The following are some recommendations based on experience for the scenarios posited in Article 1:
Develop a relationship with a clinic in your area that specializes in industrial injuries. Even if you don't have one down the block, there is certainly one within a reasonable radius-and many clinics offer transportation for injured workers.
Don't let your employees go to their own physicians, and be especially wary of HMO's who may try to project an industrial injury into the situation in order to increase their income. A reliable industrial injury clinic would have treated the injury, kept it classified as first aid if at all possible, and would let you work your carrier yourself on the issues of reporting the claim, whether or not a file should be opened, whether reserves are indicated, and so on. You have the opportunity to provide input and some degree of control over what happens.
Once again, an effective solution begins with a reliable clinic to evaluate the injury initially. A responsible, experienced clinic would have provided follow up with their office, so that a non-industrial practitioner (who is not aware of the laws and provisions in work comp) would not get involved.
The next step would be to provide modified work for the employee, doing anything you can possibly assign him to do so that he does not sit at home.
Finally, your insurance carrier would then be setting up a "medical only" claim rather than a lost time claim, which generally calls for much lower reserves and a quick closing date for the claim. The impact on your loss ratio would be greatly reduced.

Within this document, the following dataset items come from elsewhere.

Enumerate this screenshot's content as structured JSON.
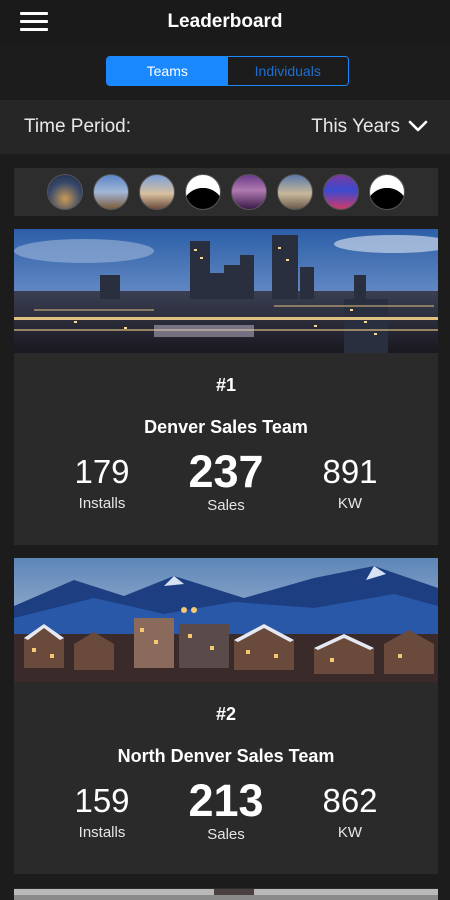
{
  "header": {
    "title": "Leaderboard",
    "menu_icon": "hamburger-menu-icon"
  },
  "tabs": {
    "teams": "Teams",
    "individuals": "Individuals",
    "active": "teams"
  },
  "filter": {
    "label": "Time Period:",
    "value": "This Years"
  },
  "avatars": [
    "team-avatar-1",
    "team-avatar-2",
    "team-avatar-3",
    "team-avatar-4",
    "team-avatar-5",
    "team-avatar-6",
    "team-avatar-7",
    "team-avatar-8"
  ],
  "teams": [
    {
      "rank": "#1",
      "name": "Denver Sales Team",
      "installs": "179",
      "sales": "237",
      "kw": "891",
      "installs_label": "Installs",
      "sales_label": "Sales",
      "kw_label": "KW"
    },
    {
      "rank": "#2",
      "name": "North Denver Sales Team",
      "installs": "159",
      "sales": "213",
      "kw": "862",
      "installs_label": "Installs",
      "sales_label": "Sales",
      "kw_label": "KW"
    }
  ],
  "colors": {
    "accent": "#1a88ff",
    "background": "#1c1c1c",
    "card": "#2a2a2a"
  }
}
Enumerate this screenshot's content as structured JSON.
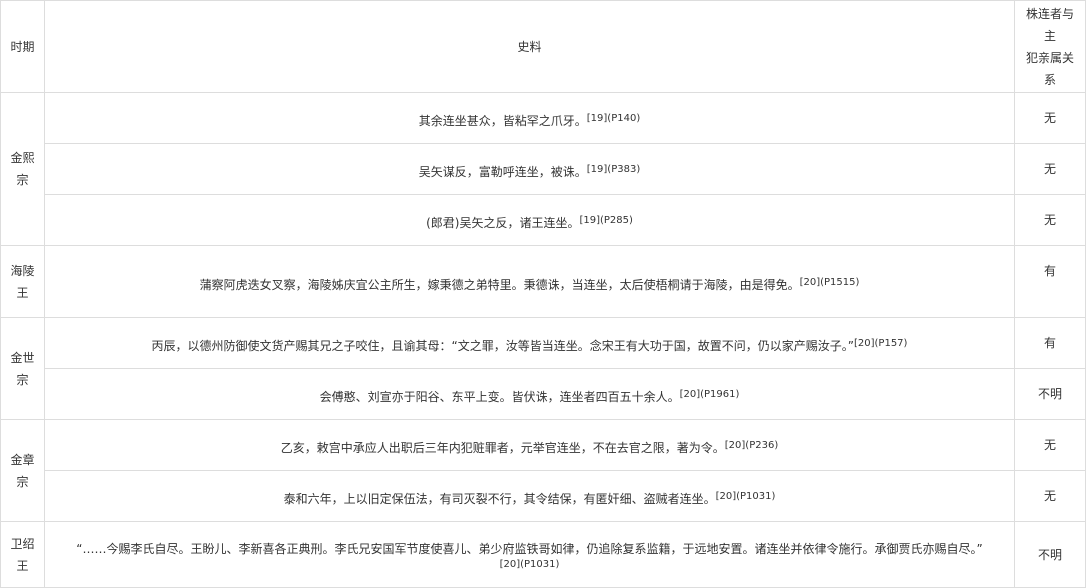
{
  "header": {
    "period": "时期",
    "source": "史料",
    "relation_lines": [
      "株连者与",
      "主",
      "犯亲属关",
      "系"
    ]
  },
  "rows": [
    {
      "period_lines": [
        "金熙",
        "宗"
      ],
      "text": "其余连坐甚众，皆粘罕之爪牙。",
      "ref": "[19](P140)",
      "relation": "无"
    },
    {
      "text": "吴矢谋反，富勒呼连坐，被诛。",
      "ref": "[19](P383)",
      "relation": "无"
    },
    {
      "text": "(郎君)吴矢之反，诸王连坐。",
      "ref": "[19](P285)",
      "relation": "无"
    },
    {
      "period_lines": [
        "海陵",
        "王"
      ],
      "text": "蒲察阿虎迭女叉察，海陵姊庆宜公主所生，嫁秉德之弟特里。秉德诛，当连坐，太后使梧桐请于海陵，由是得免。",
      "ref": "[20](P1515)",
      "relation": "有"
    },
    {
      "period_lines": [
        "金世",
        "宗"
      ],
      "text": "丙辰，以德州防御使文货产赐其兄之子咬住，且谕其母：“文之罪，汝等皆当连坐。念宋王有大功于国，故置不问，仍以家产赐汝子。”",
      "ref": "[20](P157)",
      "relation": "有"
    },
    {
      "text": "会傅憨、刘宣亦于阳谷、东平上变。皆伏诛，连坐者四百五十余人。",
      "ref": "[20](P1961)",
      "relation": "不明"
    },
    {
      "period_lines": [
        "金章",
        "宗"
      ],
      "text": "乙亥，敕宫中承应人出职后三年内犯赃罪者，元举官连坐，不在去官之限，著为令。",
      "ref": "[20](P236)",
      "relation": "无"
    },
    {
      "text": "泰和六年，上以旧定保伍法，有司灭裂不行，其令结保，有匿奸细、盗贼者连坐。",
      "ref": "[20](P1031)",
      "relation": "无"
    },
    {
      "period_lines": [
        "卫绍",
        "王"
      ],
      "text": "“……今赐李氏自尽。王盼儿、李新喜各正典刑。李氏兄安国军节度使喜儿、弟少府监铁哥如律，仍追除复系监籍，于远地安置。诸连坐并依律令施行。承御贾氏亦赐自尽。”",
      "ref": "[20](P1031)",
      "relation": "不明"
    }
  ]
}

There are a couple of critical points here that an experienced claims person could have spotted right off the bat.
First, the key to effective defense of any claim-but particularly a stress claim-is DOCUMENT, DOCUMENT, DOCUMENT! Contemporaneous documentation of any sort, kept in a reasonable fashion as events transpire, can provide effective sources for defense.
Thus, this employee's problems (health, personal, performance) might have been documented throughout so that a helpful pattern may be determined--information that could later provide a springboard for strong defenses against the claim.
Documentation after-the-fact is not as effective. However, if you have reached the point where preliminary documentation is not possible, then an assembly of everyone's recollections may prove useful.
For this particular set of facts, there are additional important points: An employee cannot file a stress claim unless employed for at least six months; a post-termination claim is not allowed by the Labor Code, and stress claims are not valid in the circumstance of good-faith personnel action.
WHAT YOU CAN DO
In each scenario outlined above, the bottom line for improvement can be expressed in this succinct phrase: Reduction of medical costs and claim costs through case management.
The employer cost of worker's compensation has almost doubled in California over the last seven years. Statistics from the Workers Compensation Insurance Rating Bureau indicate the total cost of the system was just under $8 billion in 1996, but will escalate to more than $15 billion by next year. Legislation has not been effective, for the short run, in decreasing these expenses.
A proven way to achieve real savings is accomplished through managing medical costs decreasing the impact of injuries through means such as proper and experienced evaluation of injuries, effective return-to-work programs, and vigilant claims handling.
Just because you are a small-business owner does not mean you are required to sit back and become helplessly entangled in bureaucracy, or have your claims costs spiral hopelessly out of control. Start today to develop a pro-active stance in handling industrial injuries.